Patates Üreticileri Birliği Başkanı Engin Halkseven:

“Maliyetler yüksek, üretim günden güne azalıyor”

Kıbrıs Türk Patates Üreticileri Birliği Başkanı Engin Halkseven, patates üretimindeki yüksek maliyetlere değindi, “Zararına üretim yapıyoruz” dedi. Şu anda patateste satış fiyatının 7,50-8.00 TL civarında olması gerektiğini belirten Halkseven, gerekli satış fiyatının 4 TL altından ürünü ellerinden çıkardıklarını ifade etti. Üretim esnasında maliyetlerin çok yüksek olduğuna bir kez daha dikkat çeken Halkseven şöyle devam etti: “Günden güne üretim azalıyor. Bunun en büyük sebebi, 1 buçuk yıl önce 55 TL’ye aldığımız bir torba gübre fiyatı şimdi 800 TL oldu. Bunun yanında su giderleri, ilaç ve emek gibi işlemler de var. Her şey aynı oranda zamlandı ama Tarım Bakanlığı’nın üreticiye verdiği teşvik aynı kaldı. Üreticiye verilen teşvik şu anda devede kulak kaldı. Bu durumu gören üretici, bir sonraki yıl yetiştirmek istemiyor ya da daha az yetiştiriyor. Bu da doğal olarak üretimin azalmasına neden oluyor. Üretici korunmalı ki, üretici de üretim yapabilsin… Hal Yasası Meclis’ten geçti. Bir istikrar sağlanacağı kesin. Hem üretici, hem tüketici açısından iyi olacağını düşünüyorum. Market fiyatlarında istikrar olacak. Bu konuda bir düzen gelecek. Umarım sistemli olur…”

 

Tatlısu Seracılar Birliği Başkanı Mithat Kargı:

“Üretici bu maliyetlerin altından kalkamıyor”

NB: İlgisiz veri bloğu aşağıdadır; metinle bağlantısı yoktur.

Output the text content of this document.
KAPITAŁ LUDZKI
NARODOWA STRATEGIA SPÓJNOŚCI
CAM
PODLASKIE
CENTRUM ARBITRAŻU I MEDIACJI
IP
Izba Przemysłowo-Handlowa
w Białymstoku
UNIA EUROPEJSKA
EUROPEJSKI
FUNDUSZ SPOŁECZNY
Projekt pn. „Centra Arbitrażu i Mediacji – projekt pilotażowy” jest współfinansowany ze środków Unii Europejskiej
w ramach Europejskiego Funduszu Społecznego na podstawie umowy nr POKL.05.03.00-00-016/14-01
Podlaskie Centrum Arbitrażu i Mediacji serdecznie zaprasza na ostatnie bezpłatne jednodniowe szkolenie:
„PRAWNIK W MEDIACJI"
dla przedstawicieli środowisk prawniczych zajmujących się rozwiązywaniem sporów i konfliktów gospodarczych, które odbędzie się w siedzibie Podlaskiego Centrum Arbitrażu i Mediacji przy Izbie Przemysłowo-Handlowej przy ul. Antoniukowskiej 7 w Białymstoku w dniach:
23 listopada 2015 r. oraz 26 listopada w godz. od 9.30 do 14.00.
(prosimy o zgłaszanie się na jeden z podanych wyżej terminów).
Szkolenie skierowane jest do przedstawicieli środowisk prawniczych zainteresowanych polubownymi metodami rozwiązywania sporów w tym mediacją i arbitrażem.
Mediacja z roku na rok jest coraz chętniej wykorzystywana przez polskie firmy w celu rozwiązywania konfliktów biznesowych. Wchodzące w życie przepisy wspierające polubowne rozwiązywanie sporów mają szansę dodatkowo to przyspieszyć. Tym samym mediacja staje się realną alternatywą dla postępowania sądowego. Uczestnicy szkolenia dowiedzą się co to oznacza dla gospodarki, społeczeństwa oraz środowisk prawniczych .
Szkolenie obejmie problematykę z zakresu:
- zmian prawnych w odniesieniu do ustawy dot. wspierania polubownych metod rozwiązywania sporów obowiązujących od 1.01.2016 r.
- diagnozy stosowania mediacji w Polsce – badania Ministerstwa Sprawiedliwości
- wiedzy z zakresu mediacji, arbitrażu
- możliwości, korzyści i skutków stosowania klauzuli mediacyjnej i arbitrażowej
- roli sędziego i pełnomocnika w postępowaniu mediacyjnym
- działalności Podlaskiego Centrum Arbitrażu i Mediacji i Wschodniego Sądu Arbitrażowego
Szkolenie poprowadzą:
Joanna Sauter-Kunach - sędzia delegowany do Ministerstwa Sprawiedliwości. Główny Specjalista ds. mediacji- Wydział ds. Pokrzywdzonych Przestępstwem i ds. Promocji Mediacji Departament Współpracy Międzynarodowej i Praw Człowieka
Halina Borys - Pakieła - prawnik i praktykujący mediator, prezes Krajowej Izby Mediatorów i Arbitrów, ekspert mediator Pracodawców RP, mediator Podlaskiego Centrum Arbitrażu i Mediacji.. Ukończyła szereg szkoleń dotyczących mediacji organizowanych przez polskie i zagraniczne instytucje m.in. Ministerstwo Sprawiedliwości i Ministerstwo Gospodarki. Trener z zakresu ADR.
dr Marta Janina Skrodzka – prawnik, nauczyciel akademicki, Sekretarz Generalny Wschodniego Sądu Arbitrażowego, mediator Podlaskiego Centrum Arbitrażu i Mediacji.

Tatlısu Seracılar Birliği Başkanı Mithat Kargı, yüksek maliyetlerle üretim yapıldığının altını çizdi, “Daha kötü dönemler de gördük ama en azından kazancımız vardı, önümüzü görüp hesabımızı yapabiliyorduk” dedi.  Şu anda böyle bir durumun söz konusu olmadığını belirten Kargı, girdi maliyetlerinin üretimde en büyük engel olduğunu ifade etti.

Kargı şunları söyledi:

“Herkes konuştuğu zaman kendine göre haklı görünüyor ve dışarıdan baktığı zaman ‘üretici çok kazanıyor’ diyor ama işin içinde olan insanlar için durum öyle değil. Çalıştırdığımız işçilerin günlük fiyatı başta olmak üzere, her şeyin maliyetleri artmış vaziyette ve üretici bunun altından kalkamıyor. 5 yıl önce tüm üreticiler sezonda 2 kez ekiyordu, açık pazarlar da yemyeşildi. Şimdi açık pazarlarda 2-3 üründen başka bir şey yok. Bu da bize üretimin öldüğünü gösteriyor. Her zaman söylediğim bir şey var. Tarım bakanı köyden çıkmalı. Tarım ovada, arazide olur. Tarım Bakanı her zaman ovada olacak, üreticinin yaşadığı zorlukları bire bir görecek. Üretici korunacak ki, üretici de üretsin. Ülkede daha fazla üretim olsun.”